Best Fake Couple Shot (Runner-up): Neeks and Jon



Best Fake Couple Shot (Winner): Trixie and Jon


I went from being Ms Congeniality (Paul-Plazo 2007) to being Ms Hospitality (Cabanes 2008).

But it was also a very weird year in that I also experienced being Other, capital O, in many occasions that truly rocked me, tested me, frustrated me... To the point that I had different friends at different times prescribing me various pills, mood-enhancers, and sleeping aids to cheer me back to my old spirited self. It was a year when I had friends teaching meek old me how to "fight back" and how "not to care"--words that the Jon who grew up in a Disneyfied world was uneasy with. It was a year when I learned what frenemies truly were and how painful it was to always be guarded around certain people.
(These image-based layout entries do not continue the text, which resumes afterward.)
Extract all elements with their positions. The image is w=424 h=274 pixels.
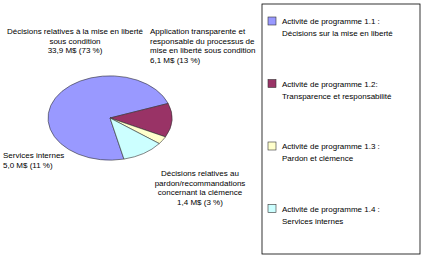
- legend-frame: [262, 4, 420, 254]
- slice-label: Application transparente etresponsable d…: [150, 27, 255, 55]
- legend-label: Activité de programme 1.4 :Services inte…: [282, 205, 380, 226]
- chart: Décisions relatives à la mise en liberté…: [0, 0, 424, 274]
- legend: Activité de programme 1.1 :Décisions sur…: [262, 4, 420, 254]
- legend-swatch: [268, 142, 276, 150]
- legend-label: Activité de programme 1.2:Transparence e…: [282, 80, 392, 101]
- slice-label: Décisions relatives aupardon/recommandat…: [155, 169, 246, 197]
- legend-label: Activité de programme 1.3 :Pardon et clé…: [282, 142, 380, 163]
- legend-swatch: [268, 80, 276, 88]
- value-label: 6,1 M$ (13 %): [150, 56, 201, 65]
- legend-label: Activité de programme 1.1 :Décisions sur…: [282, 17, 393, 38]
- value-label: 33,9 M$ (73 %): [48, 46, 103, 55]
- slice-label: Décisions relatives à la mise en liberté…: [7, 27, 144, 46]
- value-label: 1,4 M$ (3 %): [177, 198, 223, 207]
- legend-swatch: [268, 205, 276, 213]
- pie: [48, 76, 172, 160]
- value-label: 5,0 M$ (11 %): [3, 161, 53, 170]
- legend-swatch: [268, 17, 276, 25]
- pie-slice: [110, 118, 159, 159]
- slice-label: Services internes: [3, 151, 64, 160]
- data-labels: Décisions relatives à la mise en liberté…: [3, 27, 255, 207]
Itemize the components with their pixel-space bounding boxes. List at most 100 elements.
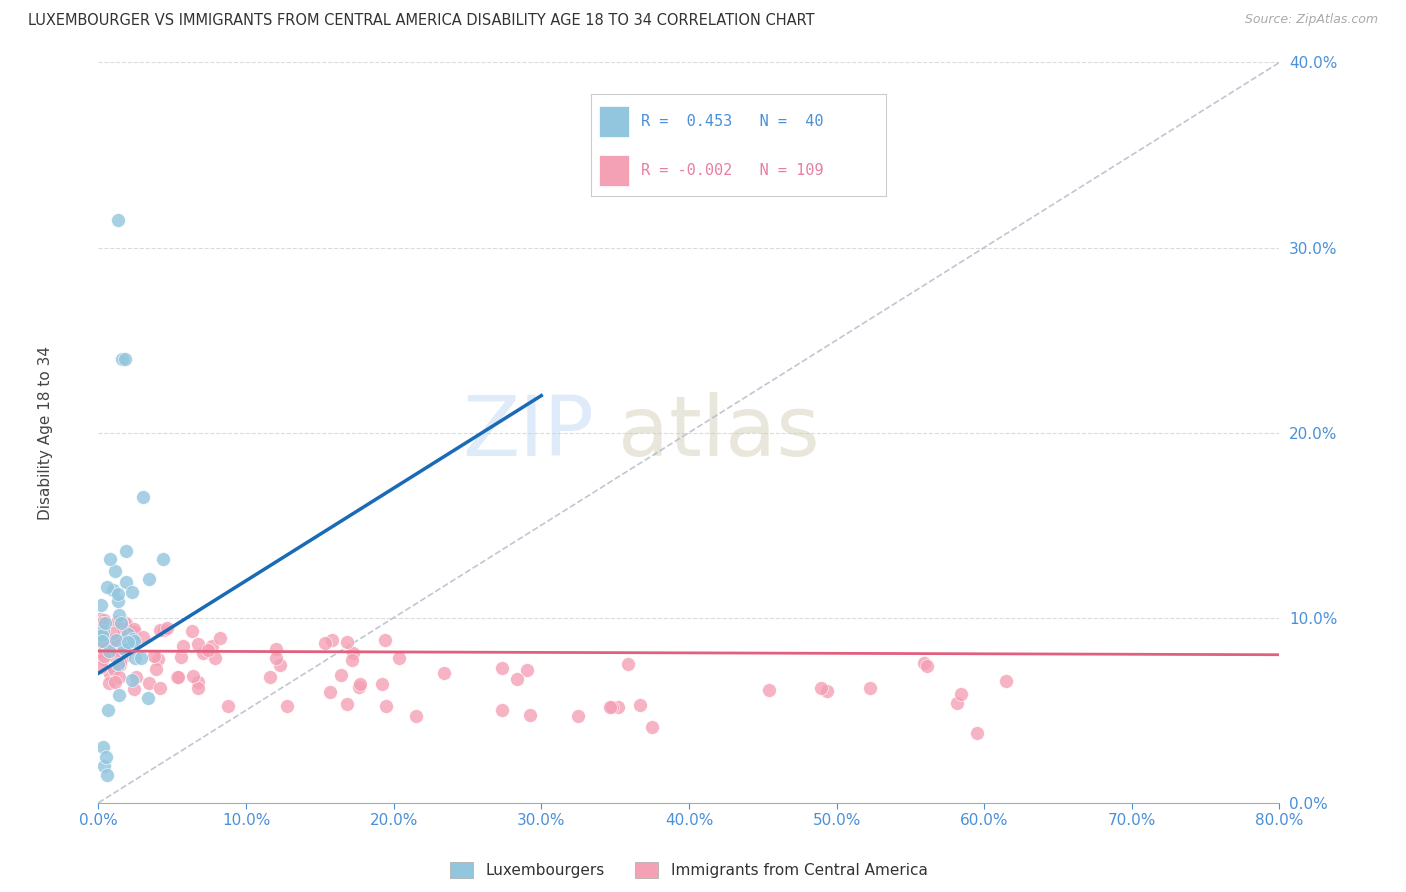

So, while I will certainly miss my nice phone and the few hundred contacts I had there, I will certainly not miss them all those contacts. In the coming year, I really should practice what I preach and value not the quantity of connection, but the quality of connection. Not friends in their multiplicity, but friends in their particularity. And, with all due respect to John Durham Peters, I think this year I would go for dialogue over dissemination. Discretion and communion with few over indiscriminate communication to all. Perhaps, hospitality not in its infinity, but hospitality always tempered with justice. And, maybe, cosmopolitanism--openness to others--but possibly of a more cautious and judicious kind.

As a media/communications ethics scholar, I often get swept away by the grand exhortations of philosophers conceiving of spheres, polises, and utopias "where nothing is misunderstood, hearts are open, and expression is uninhibited" (Peters 1999). But perhaps, coming from a year of tragicomic misunderstandings and double-barreled/double-meaninged/double-entendred/double-doubled sayings and saids, I would need a humbler, more moderate ethic of communication that in itself is not "too much" or "too little", but a more "proper" command, a proper obligation, a proper expectation.

Instead of Silverstone's fixation of distance in a horizontal plane (with his "too close" and "too far"), the more apt orientation here is seeing ethics in the vertical, and finding also the "proper distance" in terms of the "height" of expectations that we should have on ourselves and others when dealing with our others.

So happy new year to you all. May you find proper distance--both in its horizontal and vertical articulations--in your communications with others throughout the year!

2 comments:

erasmusa said...

pinakamahalaga talaga ang keeping in touch :) see you soon!

nenita said...

It was great spending some of the best moments of 2008 with you, hope we get to do more in 2009! Last year was such a rollercoaster ride so I know you're facing 2009 a wiser, stronger, more determined Jon. Good luck with all your plans this year and keep in touch!